One thing you might notice scanning down that list is that it's made up entirely of males. And my perception is that guys tend to be given more leeway to do silly things in kids music, which means that female artists like Joanie Leeds, Sirius-XM's/Wow in the World's Mindy Thomas, or the much-missed-in-kindie Ashley Albert of The Jimmies who traffic in broader humor like their male counterparts above are more the exception. (And women such as Molly Ledford who use humor sometimes more subtly are often overlooked.) It's a little disappointing, to be sure.
Both lists above also highlight the fact that comedy crafted specifically for kids is pretty hard to find. Find someone to animate your jokes and craft a 6-, 11-, or 22-minute story around them, and you too can get your own development deal.

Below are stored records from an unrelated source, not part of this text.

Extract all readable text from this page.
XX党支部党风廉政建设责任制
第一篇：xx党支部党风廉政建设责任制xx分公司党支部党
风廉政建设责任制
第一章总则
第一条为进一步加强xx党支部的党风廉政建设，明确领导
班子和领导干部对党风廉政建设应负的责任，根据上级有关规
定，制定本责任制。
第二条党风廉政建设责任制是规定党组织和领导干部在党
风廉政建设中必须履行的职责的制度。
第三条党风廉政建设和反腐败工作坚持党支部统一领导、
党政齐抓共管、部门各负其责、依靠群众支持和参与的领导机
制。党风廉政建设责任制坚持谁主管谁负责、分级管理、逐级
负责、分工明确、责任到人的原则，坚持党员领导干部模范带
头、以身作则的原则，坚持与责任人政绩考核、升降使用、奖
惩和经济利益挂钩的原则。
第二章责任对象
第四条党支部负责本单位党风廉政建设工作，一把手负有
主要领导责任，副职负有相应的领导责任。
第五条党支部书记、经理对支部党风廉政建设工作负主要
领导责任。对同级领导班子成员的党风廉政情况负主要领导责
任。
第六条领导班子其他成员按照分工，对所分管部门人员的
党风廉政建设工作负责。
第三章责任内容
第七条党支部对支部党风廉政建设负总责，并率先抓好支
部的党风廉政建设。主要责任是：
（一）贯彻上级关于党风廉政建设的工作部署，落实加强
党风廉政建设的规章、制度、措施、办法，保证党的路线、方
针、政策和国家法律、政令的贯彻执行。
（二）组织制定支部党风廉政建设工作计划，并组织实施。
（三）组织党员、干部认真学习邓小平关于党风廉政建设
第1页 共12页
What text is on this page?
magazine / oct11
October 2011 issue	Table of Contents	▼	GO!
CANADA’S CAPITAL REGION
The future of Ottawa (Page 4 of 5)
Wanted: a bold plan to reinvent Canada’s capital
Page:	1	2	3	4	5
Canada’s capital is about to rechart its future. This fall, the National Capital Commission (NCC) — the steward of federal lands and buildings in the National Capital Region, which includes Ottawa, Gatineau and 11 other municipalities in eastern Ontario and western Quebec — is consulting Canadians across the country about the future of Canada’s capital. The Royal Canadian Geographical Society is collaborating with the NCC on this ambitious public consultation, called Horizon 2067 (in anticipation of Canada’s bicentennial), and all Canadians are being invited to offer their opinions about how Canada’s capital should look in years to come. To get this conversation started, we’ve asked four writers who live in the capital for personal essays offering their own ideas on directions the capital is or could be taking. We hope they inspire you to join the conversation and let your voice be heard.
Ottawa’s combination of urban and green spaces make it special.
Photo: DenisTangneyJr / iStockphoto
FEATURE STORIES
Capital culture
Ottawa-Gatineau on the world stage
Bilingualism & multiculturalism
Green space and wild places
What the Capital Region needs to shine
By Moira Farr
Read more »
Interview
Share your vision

But sketch comedy for kids, especially audio-only sketch comedy for kids, is reaaally hard to find. As best I can tell, the only folks doing that full-time are The Listies, who are based in Australia, so even though they tour a lot, it's probably too much to expect that they just criss-cross the United States week after week. (Note: I very much recommend listening to The Listies. Maybe they'll change their minds about the States.)
Into this void, then, jumps Billy Kelly, father of two, purveyor of dad jokes, whose puns earn groans from the audience (when was the last time you heard that on a comedy album?). And Kelly certainly does take a few opportunities to speak directly to the kids who are sitting in his mixed age audience, noting that he got them into the [comedy] club and noting that kids do, in fact, catch a break. Like, a lot.
But for the most part, Kelly trains his eye on more absurdist topics, like deciding to forego bird-watching for bird watcher-watching.